A Public Explanation
During the summer I received a random e-mail with a question about educational technology. The question was simple enough, “What are some do’s and don’ts of hiring a tech-savvy teacher?” Having recently gone through the interview process for my new job, I thought I would do a decent job of answering the question. I was told that my answers would be used for a publication, but I didn’t know which one, nor did I know when it would be published. In an overly serious tone I decided to provide do’s and don’ts from my viewpoint of having once left a fantastic job teaching technology due to a non-educator’s role in removing and restricting useful and important technology tools. Big mistake…
And David Warlick, a leading voice of ed tech, called me on it. Not only was Mr. Warlick unimpressed with my list of do’s and don’ts for hiring a tech-savvy teacher, which was published in the recent issue of Interactive Educator, but I’m not much impressed by my statements either after reading them in print. I could use my blog to say that I was completely misquoted, and that I had no idea of where my words were going to be printed, but that would be misleading. The article quoted me pretty well, and the only thought I have to share in my defense is that I really didn’t take the time to explain myself fully for each of the answers. With a little luck, I can use my blog as a way not only to offer my apologies to David for providing some pretty simplistic answers, but also as a way for administrators out there to start thinking about what items should be on a checklist for hiring new tech-savvy teachers.
What I said: DO hire someone who was trained as a teacher, not a technology expert. They are more likely to provide engaging and meaningful technology lessons that are driven by the content, not just the technology. DO look for someone who has a decent knowledge of state and national technology benchmarks, especially the ISTE (International Society for Technology in Education) benchmarks. DO hire someone who belongs to and is an active member of a state or national education technology organization. DO hire someone who has decent knowledge of the technical side, such as how servers and Internet filters work.
What I SHOULD have said: DO hire someone who is passionate about teaching AND learning. Sure, they can be technology experts, but make sure they aren’t just going to instruct students on how to use technology. Make sure they’re going to instruct students on why and when to use technology. DO hire someone that is familiar with technology standards, and has a strong desire to be a life-long learner when it comes to professional development and new technologies. You’re looking for an educator that is first and foremost a learner, explorer, and awe-inspired agent of discovery.
What I said: DON’T hire someone who has little or no educational training.
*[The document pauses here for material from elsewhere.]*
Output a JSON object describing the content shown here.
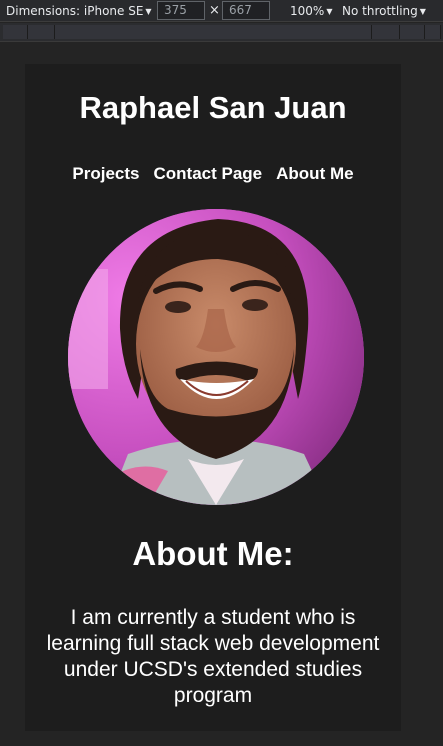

You want someone that understands education theory. DON’T hire someone who is unwilling to learn new programs or expand their own horizons. DON’T hire someone who only views technology as an extra layer of fun mini-games for learning (math games, spelling and word games, etc.). These teachers are just creating electronic worksheets with little real educational value.
What I SHOULD have said: DON’T hire someone that couldn’t make it in the IT world and is looking to “fall back” on teaching unless they have a desire to learn and explore with students (there are many fantastic individuals our there that have made this transition from IT to teaching). DON’T hire an individual that is still teaching the same way they were 10 years ago (not sure how applicable this is in today’s constantly evolving educational environment). Tech-savvy teachers should be willing to dive in and explore new programs, ideas, and find ways to make even seemingly poor technology resources shine.
My original do’s and don’ts for hiring a tech-savvy teacher are much easier to apply in a question and answer interview session. As I said earlier, I wrote them just fresh from an interview in which questions were thrown at me from all angles of educational technology. My new do’s and don’ts for hiring a tech-savvy teacher are probably much more difficult to determine in an interview, but requiring portfolios and evidence of past instruction would help tremendously. When it comes down to it, there really isn’t much difference between hiring a good tech-savvy teacher and hiring just a good teacher.